Having a centralized approach to sustainability will encourage New Haven residents to be more environmentally responsible, Gilvarg said. Until now, citizens had no central information source to track city green initiatives.

Melissa Goodall, assistant director of the Yale Office of Sustainability , said the new unification of sustainable task forces across New Haven will make the University’s cooperation with the city more streamlined and may lead to more organized outreach to off-campus students.

“Now that they have a director, we anticipate working with them in a much more holistic sense,” she said. “We are working on outreach that reaches out to all students no matter where they are living. It will be hugely enhanced by having a sustainability coordinator.”

In interviews Thursday, city officials and Yale student environmental leaders provided various visions for what they would like to see the new office introduce.

Erin Sturgis-Pascale, a former Ward 14 alderwoman and former chair of the aldermanic city services and environmental policy committee, said she hopes the city will develop a traffic management program that would subsidize public transportation and the purchase of bikes to discourage employees from driving to work.

“The recycling program is just the beginning,” she said.

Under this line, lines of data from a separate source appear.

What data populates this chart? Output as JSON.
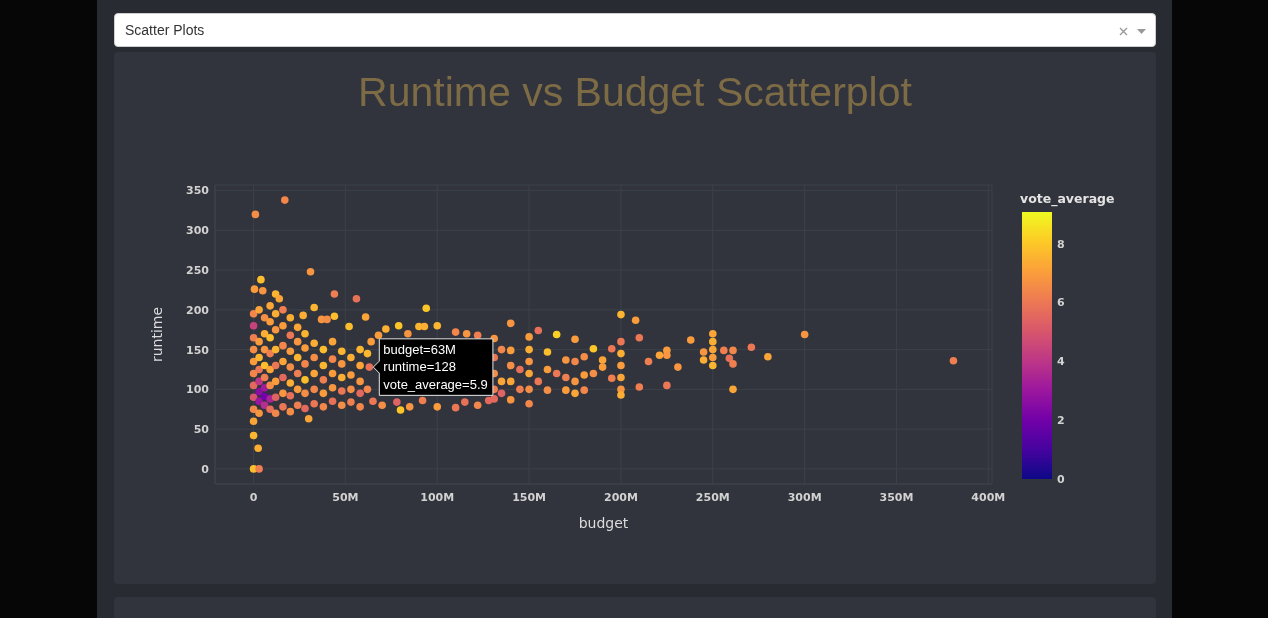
{
  "chart_data": {
    "type": "scatter",
    "title": "Runtime vs Budget Scatterplot",
    "xlabel": "budget",
    "ylabel": "runtime",
    "clabel": "vote_average",
    "annotations": [
      "Scatter Plots",
      {
        "text": "budget=63M runtime=128 vote_average=5.9",
        "x": 63,
        "y": 128
      }
    ],
    "x": [
      1,
      17,
      31,
      4,
      0.5,
      5,
      12,
      14,
      44,
      56,
      94,
      27,
      33,
      37,
      40,
      44,
      61,
      52,
      72,
      79,
      90,
      93,
      100,
      0,
      3,
      0,
      2.5,
      30,
      0,
      0,
      0,
      0,
      0,
      0,
      0,
      0,
      0,
      0,
      3,
      3,
      3,
      3,
      3,
      3,
      3,
      3,
      6,
      6,
      6,
      6,
      6,
      6,
      6,
      6,
      9,
      9,
      9,
      9,
      9,
      9,
      9,
      9,
      12,
      12,
      12,
      12,
      12,
      12,
      12,
      16,
      16,
      16,
      16,
      16,
      16,
      16,
      20,
      20,
      20,
      20,
      20,
      20,
      20,
      24,
      24,
      24,
      24,
      24,
      24,
      28,
      28,
      28,
      28,
      28,
      28,
      33,
      33,
      33,
      33,
      33,
      38,
      38,
      38,
      38,
      38,
      43,
      43,
      43,
      43,
      43,
      48,
      48,
      48,
      48,
      48,
      53,
      53,
      53,
      53,
      58,
      58,
      58,
      58,
      58,
      63,
      62,
      62,
      64,
      65,
      70,
      78,
      80,
      85,
      92,
      100,
      110,
      115,
      122,
      128,
      68,
      84,
      110,
      116,
      122,
      131,
      131,
      131,
      131,
      131,
      135,
      135,
      135,
      140,
      140,
      140,
      140,
      140,
      145,
      145,
      150,
      150,
      150,
      150,
      150,
      150,
      155,
      155,
      160,
      160,
      160,
      165,
      165,
      170,
      170,
      170,
      175,
      175,
      175,
      175,
      180,
      180,
      180,
      185,
      185,
      190,
      190,
      195,
      195,
      200,
      200,
      200,
      200,
      200,
      200,
      200,
      208,
      210,
      210,
      215,
      221,
      225,
      225,
      225,
      231,
      238,
      245,
      245,
      250,
      250,
      250,
      250,
      250,
      256,
      259,
      261,
      261,
      261,
      271,
      280,
      300,
      381
    ],
    "values": [
      320,
      338,
      248,
      238,
      226,
      224,
      220,
      214,
      220,
      214,
      202,
      193,
      203,
      188,
      188,
      192,
      191,
      179,
      176,
      180,
      179,
      179,
      180,
      0,
      0,
      42,
      26,
      63,
      60,
      75,
      90,
      105,
      120,
      135,
      150,
      165,
      180,
      195,
      70,
      85,
      97,
      110,
      125,
      140,
      160,
      200,
      80,
      91,
      102,
      115,
      130,
      150,
      170,
      190,
      75,
      88,
      105,
      125,
      145,
      165,
      185,
      205,
      70,
      90,
      110,
      130,
      150,
      175,
      195,
      78,
      95,
      115,
      135,
      155,
      180,
      200,
      72,
      92,
      108,
      128,
      148,
      168,
      190,
      80,
      100,
      120,
      140,
      160,
      178,
      76,
      95,
      112,
      132,
      152,
      170,
      82,
      100,
      120,
      140,
      158,
      78,
      95,
      112,
      130,
      150,
      85,
      102,
      120,
      138,
      160,
      80,
      98,
      115,
      132,
      148,
      84,
      100,
      118,
      140,
      78,
      95,
      110,
      130,
      150,
      128,
      100,
      145,
      160,
      85,
      80,
      84,
      74,
      78,
      86,
      78,
      77,
      84,
      80,
      86,
      168,
      170,
      172,
      170,
      168,
      164,
      140,
      120,
      100,
      88,
      150,
      110,
      95,
      183,
      149,
      130,
      110,
      87,
      125,
      100,
      166,
      150,
      135,
      120,
      100,
      82,
      174,
      110,
      147,
      125,
      99,
      169,
      120,
      137,
      115,
      99,
      163,
      135,
      110,
      95,
      141,
      118,
      99,
      151,
      120,
      137,
      128,
      151,
      114,
      194,
      160,
      145,
      130,
      115,
      100,
      93,
      187,
      165,
      103,
      135,
      143,
      149,
      143,
      105,
      128,
      162,
      147,
      137,
      170,
      160,
      150,
      140,
      130,
      149,
      139,
      149,
      132,
      100,
      153,
      141,
      169,
      136
    ],
    "cvalues": [
      6.6,
      6.4,
      6.8,
      7.8,
      7.0,
      6.8,
      7.6,
      7.2,
      6.2,
      5.8,
      8.0,
      7.4,
      7.6,
      6.8,
      6.6,
      7.8,
      7.2,
      7.8,
      7.5,
      8.0,
      7.6,
      7.4,
      7.6,
      7.8,
      6.2,
      7.6,
      7.4,
      7.2,
      7.2,
      6.5,
      5.0,
      5.6,
      6.4,
      7.0,
      6.6,
      6.2,
      4.4,
      6.4,
      6.8,
      3.0,
      2.6,
      4.0,
      6.0,
      7.6,
      7.0,
      7.2,
      3.8,
      2.0,
      3.2,
      6.2,
      7.8,
      6.8,
      7.4,
      6.6,
      5.8,
      3.4,
      6.6,
      7.2,
      6.2,
      7.8,
      7.0,
      7.2,
      6.4,
      5.4,
      7.0,
      6.0,
      7.6,
      6.8,
      7.4,
      6.0,
      6.8,
      5.6,
      7.2,
      6.4,
      7.0,
      6.2,
      6.6,
      5.8,
      7.4,
      6.6,
      7.0,
      6.0,
      7.4,
      6.2,
      7.0,
      6.2,
      7.6,
      6.8,
      7.2,
      5.6,
      6.6,
      7.8,
      6.4,
      7.0,
      7.6,
      6.0,
      6.4,
      7.2,
      6.6,
      7.4,
      6.4,
      7.0,
      6.2,
      7.6,
      7.8,
      5.8,
      6.8,
      7.0,
      6.4,
      7.2,
      6.6,
      6.0,
      7.4,
      6.8,
      7.6,
      6.2,
      6.6,
      7.0,
      7.4,
      6.4,
      5.6,
      6.8,
      7.2,
      7.6,
      5.9,
      6.4,
      7.6,
      7.0,
      6.0,
      6.6,
      5.4,
      8.0,
      6.8,
      6.2,
      7.0,
      6.0,
      5.8,
      6.4,
      5.6,
      7.0,
      6.8,
      6.4,
      6.8,
      6.2,
      6.8,
      6.0,
      6.6,
      6.2,
      5.6,
      6.4,
      7.2,
      5.4,
      6.8,
      7.0,
      6.6,
      7.2,
      6.8,
      5.8,
      6.2,
      7.0,
      7.4,
      6.8,
      7.2,
      6.6,
      6.4,
      5.8,
      6.0,
      7.8,
      7.0,
      6.6,
      8.2,
      6.0,
      6.8,
      6.2,
      7.0,
      7.0,
      6.4,
      6.8,
      7.2,
      6.6,
      7.0,
      6.4,
      8.0,
      6.6,
      7.2,
      7.0,
      6.0,
      6.2,
      7.6,
      6.0,
      7.4,
      7.0,
      7.2,
      6.8,
      7.4,
      7.0,
      6.0,
      6.2,
      6.2,
      7.2,
      7.0,
      6.8,
      6.0,
      6.8,
      7.0,
      6.8,
      7.4,
      7.2,
      7.4,
      7.2,
      7.0,
      7.6,
      6.2,
      5.8,
      6.4,
      6.2,
      7.2,
      6.0,
      7.2,
      6.8,
      6.2
    ],
    "xlim": [
      -21,
      402
    ],
    "xticks": [
      0,
      {
        "value": 50,
        "label": "50M"
      },
      {
        "value": 100,
        "label": "100M"
      },
      {
        "value": 150,
        "label": "150M"
      },
      {
        "value": 200,
        "label": "200M"
      },
      {
        "value": 250,
        "label": "250M"
      },
      {
        "value": 300,
        "label": "300M"
      },
      {
        "value": 350,
        "label": "350M"
      },
      {
        "value": 400,
        "label": "400M"
      }
    ],
    "ylim": [
      -19,
      357
    ],
    "yticks": [
      0,
      50,
      100,
      150,
      200,
      250,
      300,
      350
    ],
    "clim": [
      0,
      9.1
    ],
    "cticks": [
      0,
      2,
      4,
      6,
      8
    ],
    "grid": true,
    "marker": "circle"
  }
}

Lemar said he hoped for the office to create a citywide energy efficiency program, which would reduce energy use across all local businesses and residences. Jimmy Murphy ’13, the Davenport College co-coordinator of the Student Taskforce for Environmental Partnership, said he hopes the new office will enable residents and Yale dining hall workers to compost waste within the city. Currently, he said, much of Yale waste is not composted because its transportation would be too expensive.

Currently, city officials are revamping the New Haven recycling system and pushing for reduction in energy consumption. In November, aldermen approved an initiative in which city officials attach tracking devices to garbage trucks and recycling bins to gather information about community recycling habits.